Microsoft said that Kremlin-backed hackers stole its proprietary source code during a January breach of its corporate network and is now using it and other secrets in follow-on attacks against customers.
The intrusion, which the software company disclosed in January, was carried out by Midnight Blizzard, the name used to track a hacking group widely attributed to the Federal Security Service, a Russian intelligence agency. Microsoft said at the time that Midnight Blizzard gained access to senior executives’ email accounts for months after first exploiting a weak password in a test device connected to the company’s network. Microsoft went on to say it had no indication any of its source code or production systems had been compromised.
Unprecedented global threat
In an update published Friday, Microsoft said it has since uncovered evidence that Midnight Blizzard did, in fact, access “some of the company’s source code repositories and internal systems.” The hacking group—which is tracked under multiple other names, including APT29, Cozy Bear, CozyDuke, The Dukes, Dark Halo, and Nobelium—has been using the proprietary information in follow-on attacks, mainly against Microsoft customers.
“It is apparent that Midnight Blizzard is attempting to use secrets of different types it has found,” Friday’s update said. “Some of these secrets were shared between customers and Microsoft in email, and as we discover them in our exfiltrated email, we have been and are reaching out to these customers to assist them in taking mitigating measures.”
In January’s initial disclosure, Microsoft said Midnight Blizzard used a password-spraying attack to compromise a “legacy non-production test tenant account” on the company’s network. Those details meant that the account hadn’t been removed once it was decommissioned, a practice that’s considered essential for securing networks. The details also meant that the password used to log in to the account was weak enough to be guessed by sending a steady stream of credentials harvested from previous breaches—a technique known as password spraying. In the months since, Microsoft said Friday, Midnight Blizzard has stepped up the spraying in more follow-on attempts to gain access to targeted networks.
“Midnight Blizzard has increased the volume of some aspects of the attack, such as password sprays, by as much as 10-fold in February, compared to the already large volume we saw in January 2024,” the update said. It continued:
Midnight Blizzard’s ongoing attack is characterized by a sustained, significant commitment of the threat actor’s resources, coordination, and focus. It may be using the information it has obtained to accumulate a picture of areas to attack and enhance its ability to do so. This reflects what has become more broadly an unprecedented global threat landscape, especially in terms of sophisticated nation-state attacks.
Microsoft said it has increased spending on security and “enhanced our ability to defend ourselves and secure and harden our environment against this advanced persistent threat.” The statement didn’t say what those enhancements were.
The attack began in November and wasn’t detected until January.

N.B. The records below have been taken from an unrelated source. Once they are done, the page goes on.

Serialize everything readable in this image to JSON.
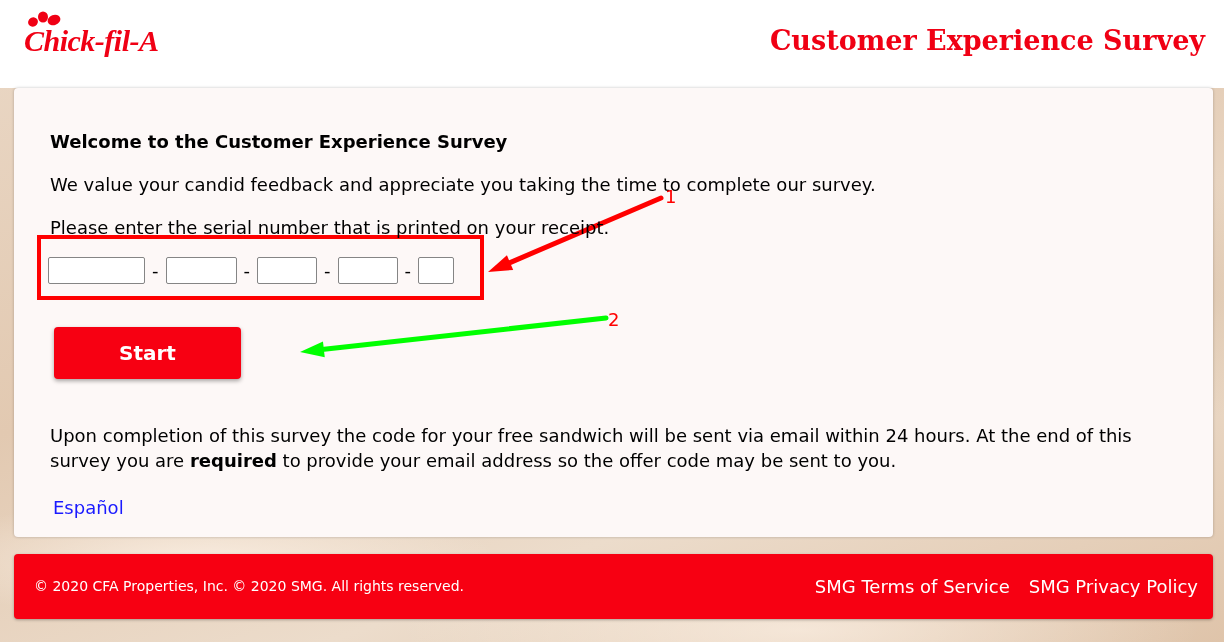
{
  "header": {
    "logo": "Chick-fil-A",
    "title": "Customer Experience Survey"
  },
  "survey": {
    "heading": "Welcome to the Customer Experience Survey",
    "intro": "We value your candid feedback and appreciate you taking the time to complete our survey.",
    "serial_prompt": "Please enter the serial number that is printed on your receipt.",
    "serial_fields": [
      {
        "kind": "field",
        "separator": "-"
      },
      {
        "kind": "field",
        "separator": "-"
      },
      {
        "kind": "field",
        "separator": "-"
      },
      {
        "kind": "field",
        "separator": "-"
      },
      {
        "kind": "field"
      }
    ],
    "start_button": "Start",
    "notice": "Upon completion of this survey the code for your free sandwich will be sent via email within 24 hours. At the end of this survey you are **required** to provide your email address so the offer code may be sent to you.",
    "language_link": "Español"
  },
  "annotations": [
    {
      "label": "1",
      "color": "#ff0000"
    },
    {
      "label": "2",
      "color": "#00ff00"
    }
  ],
  "footer": {
    "copyright": "© 2020 CFA Properties, Inc. © 2020 SMG. All rights reserved.",
    "links": [
      "SMG Terms of Service",
      "SMG Privacy Policy"
    ]
  }
}
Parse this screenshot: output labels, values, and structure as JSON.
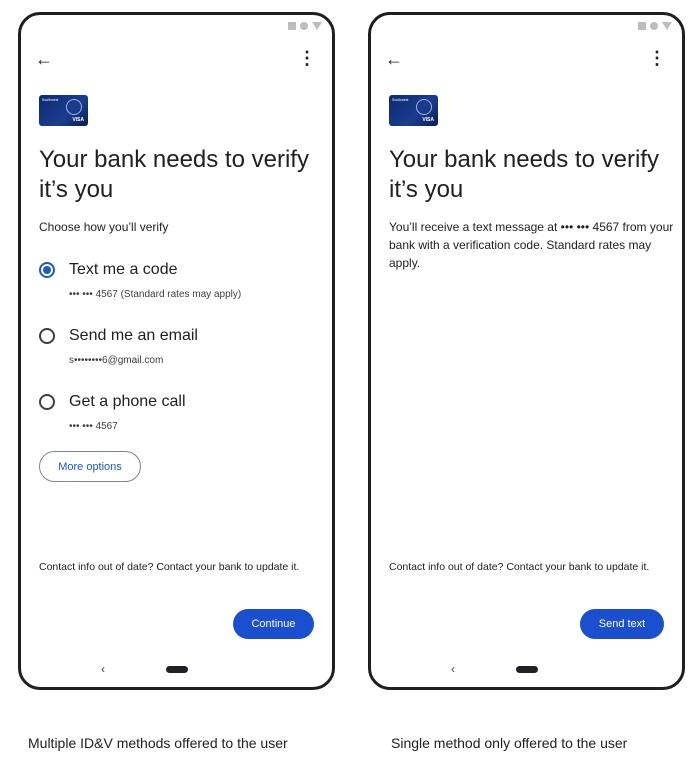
{
  "left": {
    "title": "Your bank needs to verify it’s you",
    "subtitle": "Choose how you’ll verify",
    "options": [
      {
        "label": "Text me a code",
        "detail": "••• ••• 4567 (Standard rates may apply)",
        "selected": true
      },
      {
        "label": "Send me an email",
        "detail": "s••••••••6@gmail.com",
        "selected": false
      },
      {
        "label": "Get a phone call",
        "detail": "••• ••• 4567",
        "selected": false
      }
    ],
    "more_options": "More options",
    "contact": "Contact info out of date? Contact your bank to update it.",
    "primary": "Continue",
    "caption": "Multiple ID&V methods offered to the user"
  },
  "right": {
    "title": "Your bank needs to verify it’s you",
    "body": "You’ll receive a text message at ••• ••• 4567 from your bank with a verification code. Standard rates may apply.",
    "contact": "Contact info out of date? Contact your bank to update it.",
    "primary": "Send text",
    "caption": "Single method only offered to the user"
  },
  "icons": {
    "back": "←",
    "more": "⋮",
    "nav_back": "‹"
  },
  "card": {
    "brand": "VISA",
    "bank": "Southwest"
  },
  "colors": {
    "accent": "#1a4fd0",
    "frame": "#1f1f1f"
  }
}
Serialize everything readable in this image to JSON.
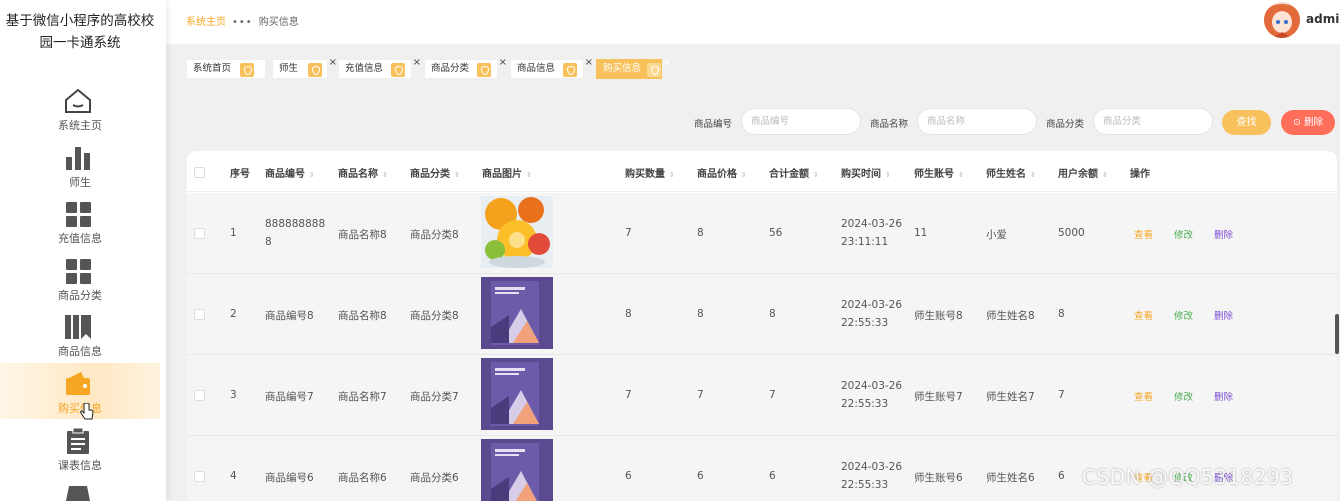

Microsoft said then that the breach allowed Midnight Blizzard to monitor the email accounts of senior executives and security personnel, raising the possibility that the group was able to read sensitive communications for as long as three months. Microsoft said one motivation for the attack was for Midnight Blizzard to learn what the company knew about the threat group. Microsoft said at the time and reiterated again Friday that it had no evidence the hackers gained access to customer-facing systems.
Midnight Blizzard is among the most prolific APTs, short for advanced persistent threats, the term used for skilled, well-funded hacking groups that are mostly backed by nation-states. The group was behind the SolarWinds supply-chain attack that led to the hacking of the US Departments of Energy, Commerce, Treasury, and Homeland Security and about 100 private-sector companies.
Last week, the UK National Cyber Security Centre (NCSC) and international partners warned that in recent months the threat group has expanded its activity to target aviation, education, law enforcement, local and state councils, government financial departments, and military organizations.